Note: Many of these articles are very old, and although the technical information is still relevant the equipment mentioned may not be (for example a Stormy cooker was state of that art in 1995, but not in 2021).
Although many climbers view ice as being dangerous and unsound, it actually offers the skilled climber endless opportunities for protection. A sound understanding of modern ice anchors is crucial for both ascent and descent, but once mastered many of the classic ice faces suddenly feel far less committing. Ice is a constantly changing medium, affected by the environment that has formed it and will some day reclaim it. Good ice provides anchors far stronger then a climber would ever need. Bad ice if identified as such and treated properly will still allow safe passage. The more ice you climb, the more you understand how it forms and breaks down, how it fractures and where its strengths and weakness lay.
Abalakov ice anchor
The king of anchors. Safe, easy to build and low impact both on the environment and your equipment. All that is needed to build the anchor is one long screw (22cm) a threading device and a length of tape. Here is a break down of the abalkov procedure.
How to make an Abalakov
Find a large sound piece of ice and remove all soft surface ice, being careful not to fracture the ice below. Place your long screw twice to form a v thread in the ice, at an angle of around 45 degrees. Place the abalcov hook in the first hole to act as a guide. Thread your rappel cord/tape through the v thread using the Abalakov threader. Tie off the cord with a double fisherman’s. With good ice this anchor is as strong as the cord, with even very small threads offering very strong anchors
In really soft wet ice you can make two anchors one above the other an axe length apart (40-50 cm) and equalise them. It is worth backing up this anchor with a second screw, with the last climber removing it when they leave. With the Abalakov system you can descend huge ice faces with nothing more then a single ice screw and some cord. If you find yourself without a long ice screw then a shorter (17cm) screw will still work but it may be a good idea to double up your v threads depending on the quality of the ice, and test before committing. If you don’t have a threader then you may be able to use the sharp teeth of the screw to snag the cord/tape. It may sound drastic but a friend of mine once had to remove the wire from his jacket hood in order to retreat down of the Grandes Jorasses one winter.
Retrievable ice screw
This trick offers the climber a way of retreating without loosing any equipment and should only be used over the Abalakov when running out of abseil tat, unable to make such an anchor due to no threader or if the ropes have become two frozen to pull. This technique only works when using a high quality long (22cm) ice screw and 1.5 metres of 4-5mm perlon cord. Back up anchors must be used, with the rope ends being tied into the next anchor when the last climber comes down. Place your back up screw and clip in. Place your long screw 40-50cm lower. This screw should be placed perpendicular to the ice. Insert and reverse the screw several times until it runs easily and smoothly. Tie one end of your 4-5mm cord into the hanger, then slowly wind the screw into the ice, letting the cord rap around the tube of the screw as it goes in. Run the cord back and forward until the screw is left sticking out by about 5cm, blocked by the cord, with the hanger pointing upwards.
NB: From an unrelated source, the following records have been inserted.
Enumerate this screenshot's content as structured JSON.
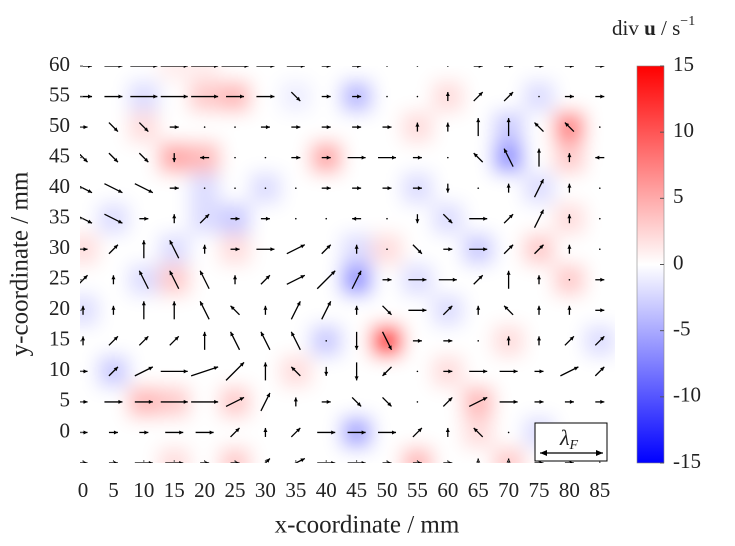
{
  "chart_data": {
    "type": "heatmap",
    "xlabel": "x-coordinate / mm",
    "ylabel": "y-coordinate / mm",
    "colorbar_label": {
      "prefix": "div",
      "vector": "u",
      "unit": "/ s",
      "exponent": "−1"
    },
    "legend_symbol": {
      "symbol": "λ",
      "subscript": "F"
    },
    "xlim": [
      -0.5,
      87.5
    ],
    "ylim": [
      -5,
      60
    ],
    "xticks": [
      0,
      5,
      10,
      15,
      20,
      25,
      30,
      35,
      40,
      45,
      50,
      55,
      60,
      65,
      70,
      75,
      80,
      85
    ],
    "yticks": [
      0,
      5,
      10,
      15,
      20,
      25,
      30,
      35,
      40,
      45,
      50,
      55,
      60
    ],
    "clim": [
      -15,
      15
    ],
    "cticks": [
      -15,
      -10,
      -5,
      0,
      5,
      10,
      15
    ],
    "colormap": [
      "#0000ff",
      "#ffffff",
      "#ff0000"
    ],
    "arrow_color": "#000000",
    "x": [
      0,
      5,
      10,
      15,
      20,
      25,
      30,
      35,
      40,
      45,
      50,
      55,
      60,
      65,
      70,
      75,
      80,
      85
    ],
    "y": [
      -5,
      0,
      5,
      10,
      15,
      20,
      25,
      30,
      35,
      40,
      45,
      50,
      55,
      60
    ],
    "z": [
      [
        0,
        0,
        0,
        2,
        0,
        3,
        0,
        0,
        0,
        0,
        0,
        4,
        0,
        0,
        3,
        0,
        0,
        0
      ],
      [
        0,
        0,
        0,
        0,
        0,
        0,
        0,
        0,
        0,
        -5,
        0,
        0,
        0,
        2,
        0,
        -2,
        0,
        0
      ],
      [
        0,
        0,
        4,
        3,
        0,
        3,
        0,
        0,
        0,
        0,
        0,
        0,
        0,
        4,
        0,
        0,
        0,
        0
      ],
      [
        0,
        -3,
        0,
        0,
        0,
        0,
        0,
        2,
        0,
        0,
        0,
        0,
        2,
        0,
        0,
        0,
        0,
        0
      ],
      [
        0,
        0,
        0,
        0,
        0,
        0,
        0,
        0,
        -3,
        0,
        12,
        0,
        0,
        0,
        2,
        0,
        0,
        -2
      ],
      [
        -2,
        0,
        0,
        0,
        0,
        0,
        0,
        0,
        0,
        0,
        0,
        0,
        -2,
        0,
        0,
        0,
        0,
        0
      ],
      [
        0,
        0,
        -2,
        3,
        0,
        0,
        0,
        0,
        0,
        -6,
        0,
        -2,
        0,
        0,
        0,
        0,
        3,
        0
      ],
      [
        2,
        0,
        0,
        -2,
        0,
        2,
        0,
        0,
        0,
        -2,
        2,
        0,
        0,
        -3,
        0,
        3,
        0,
        0
      ],
      [
        0,
        -2,
        0,
        0,
        -2,
        -3,
        0,
        0,
        0,
        0,
        0,
        0,
        -2,
        0,
        0,
        0,
        2,
        0
      ],
      [
        0,
        0,
        0,
        0,
        -2,
        0,
        -2,
        0,
        0,
        0,
        0,
        -2,
        0,
        0,
        0,
        -2,
        0,
        0
      ],
      [
        0,
        0,
        0,
        5,
        4,
        0,
        0,
        0,
        5,
        0,
        0,
        0,
        0,
        0,
        -6,
        0,
        3,
        0
      ],
      [
        0,
        0,
        2,
        0,
        0,
        0,
        0,
        0,
        0,
        0,
        0,
        2,
        0,
        0,
        -3,
        0,
        7,
        0
      ],
      [
        0,
        0,
        -2,
        0,
        3,
        4,
        0,
        -1,
        0,
        -4,
        0,
        0,
        2,
        0,
        0,
        -2,
        0,
        0
      ],
      [
        0,
        0,
        0,
        1,
        1,
        0,
        0,
        0,
        0,
        0,
        0,
        0,
        0,
        0,
        0,
        0,
        0,
        0
      ]
    ],
    "u": [
      [
        1,
        1,
        2,
        2,
        1,
        1,
        1,
        2,
        2,
        2,
        1,
        1,
        1,
        0,
        0,
        1,
        1,
        0
      ],
      [
        1,
        1,
        1,
        2,
        2,
        1,
        0,
        1,
        2,
        2,
        2,
        1,
        0,
        -1,
        0,
        1,
        1,
        0
      ],
      [
        1,
        2,
        2,
        3,
        3,
        2,
        1,
        0,
        1,
        1,
        1,
        0,
        1,
        2,
        2,
        1,
        1,
        1
      ],
      [
        1,
        1,
        2,
        3,
        3,
        2,
        0,
        -1,
        0,
        0,
        -1,
        0,
        1,
        2,
        2,
        1,
        2,
        1
      ],
      [
        0,
        1,
        1,
        1,
        0,
        -1,
        -1,
        -1,
        0,
        0,
        1,
        1,
        1,
        0,
        0,
        0,
        1,
        1
      ],
      [
        0,
        0,
        0,
        0,
        -1,
        -1,
        0,
        1,
        1,
        0,
        1,
        2,
        1,
        0,
        -1,
        0,
        0,
        1
      ],
      [
        1,
        0,
        -1,
        -1,
        -1,
        0,
        1,
        2,
        2,
        1,
        1,
        2,
        2,
        1,
        0,
        0,
        0,
        1
      ],
      [
        1,
        1,
        0,
        -1,
        0,
        1,
        2,
        2,
        1,
        0,
        0,
        1,
        1,
        2,
        1,
        1,
        0,
        0
      ],
      [
        2,
        2,
        1,
        0,
        1,
        1,
        1,
        0,
        0,
        -1,
        0,
        0,
        1,
        2,
        1,
        1,
        0,
        0
      ],
      [
        2,
        2,
        2,
        1,
        0,
        0,
        0,
        0,
        1,
        1,
        1,
        1,
        0,
        0,
        0,
        1,
        0,
        0
      ],
      [
        1,
        1,
        1,
        0,
        -1,
        0,
        0,
        1,
        1,
        2,
        2,
        1,
        0,
        -1,
        -1,
        0,
        0,
        -1
      ],
      [
        1,
        1,
        1,
        1,
        0,
        0,
        1,
        1,
        1,
        1,
        1,
        0,
        0,
        0,
        0,
        -1,
        -1,
        0
      ],
      [
        2,
        2,
        3,
        3,
        3,
        2,
        2,
        1,
        1,
        1,
        0,
        0,
        0,
        1,
        1,
        0,
        1,
        1
      ],
      [
        2,
        2,
        3,
        3,
        3,
        3,
        2,
        2,
        1,
        1,
        0,
        0,
        0,
        1,
        1,
        1,
        1,
        1
      ]
    ],
    "v": [
      [
        0,
        0,
        0,
        0,
        0,
        0,
        1,
        1,
        0,
        0,
        0,
        0,
        0,
        1,
        1,
        0,
        0,
        0
      ],
      [
        0,
        0,
        0,
        0,
        0,
        1,
        1,
        1,
        0,
        0,
        0,
        1,
        1,
        1,
        0,
        0,
        0,
        0
      ],
      [
        0,
        0,
        0,
        0,
        0,
        1,
        2,
        1,
        0,
        -1,
        -1,
        0,
        1,
        1,
        0,
        0,
        0,
        0
      ],
      [
        0,
        1,
        1,
        0,
        1,
        2,
        2,
        1,
        -1,
        -2,
        -1,
        0,
        0,
        0,
        0,
        0,
        1,
        1
      ],
      [
        1,
        1,
        1,
        1,
        2,
        2,
        2,
        2,
        0,
        -2,
        -2,
        0,
        0,
        0,
        1,
        1,
        1,
        1
      ],
      [
        1,
        1,
        2,
        2,
        2,
        1,
        1,
        2,
        2,
        1,
        -1,
        0,
        1,
        1,
        1,
        1,
        1,
        0
      ],
      [
        1,
        1,
        2,
        2,
        2,
        1,
        1,
        1,
        2,
        2,
        0,
        0,
        0,
        1,
        2,
        1,
        0,
        0
      ],
      [
        0,
        1,
        2,
        2,
        1,
        0,
        0,
        1,
        1,
        1,
        0,
        -1,
        0,
        0,
        1,
        1,
        1,
        0
      ],
      [
        -1,
        -1,
        0,
        1,
        1,
        0,
        0,
        0,
        0,
        0,
        0,
        -1,
        -1,
        0,
        1,
        2,
        1,
        0
      ],
      [
        -1,
        -1,
        -1,
        0,
        0,
        0,
        0,
        0,
        0,
        0,
        0,
        0,
        -1,
        0,
        1,
        2,
        1,
        0
      ],
      [
        -1,
        -1,
        -1,
        -1,
        0,
        0,
        0,
        0,
        0,
        0,
        0,
        0,
        0,
        1,
        2,
        2,
        1,
        0
      ],
      [
        0,
        -1,
        -1,
        0,
        0,
        0,
        0,
        0,
        0,
        0,
        0,
        1,
        1,
        2,
        2,
        1,
        1,
        0
      ],
      [
        0,
        0,
        0,
        0,
        0,
        0,
        0,
        -1,
        0,
        0,
        0,
        0,
        1,
        1,
        1,
        0,
        0,
        0
      ],
      [
        0,
        0,
        0,
        0,
        0,
        0,
        0,
        0,
        0,
        0,
        0,
        0,
        0,
        0,
        0,
        0,
        0,
        0
      ]
    ]
  }
}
Take both untied ends of the abseil ropes and place the end of the abseil cord with them and tie the whole lot into an overhand knot. Loop the climbing rope over the screw, with the knot being on the correct side for unscrewing the screw. Backed up by the top screw the first climber descends, being careful not to pull unequally on the ropes. The second climber can visually check the screw and check if it’s sound. Some creeping may occur. Once the first person down has built the next anchor (two screws one above the other equalised – with the retrievable system being set up once all climbers are at the stance) the last climber removes the back up screw and descends. Once on the next belay a good hard pull will see the screw shoot out of the ice, bringing the rope and anchor down. Once the cord has been retrieved the next retrievable anchor can be built using the bottom screw on the belay.
Icicles provide fantastic natural anchors, generally being super strong. A screw may be needed to form threads, with an Abalakov threader proving its worth when trying to poke and pull your cord into difficult spots. Check for fractures and try to place cord around the base in order to avoid a direct outward pull on the column. If the columns are thin or fragile then several can be equalised together.
Some times you may have to simply sacrifice an ice screw in order to get the hell out of there. This may happen when retreating off v threads and you come to an exposed spot under a serac or in the line of fire from rock falls, and it is prudent to just leave a screw in order to save time. It goes without saying that if you have good quality screws this will defiantly be a last resort and for this reason it’s often a good idea to take along a couple of old trashed screws you don’t mind leaving behind. If possible back up the screw until the last person down removes it.
A dying art and rightly so. Cutting a bollard is time consuming and only recommended for low angle ice. With the introduction of the Abalakov v thread the bollard is now resigned to the bottom drawer of climbing tricks labelled ‘step cutting’.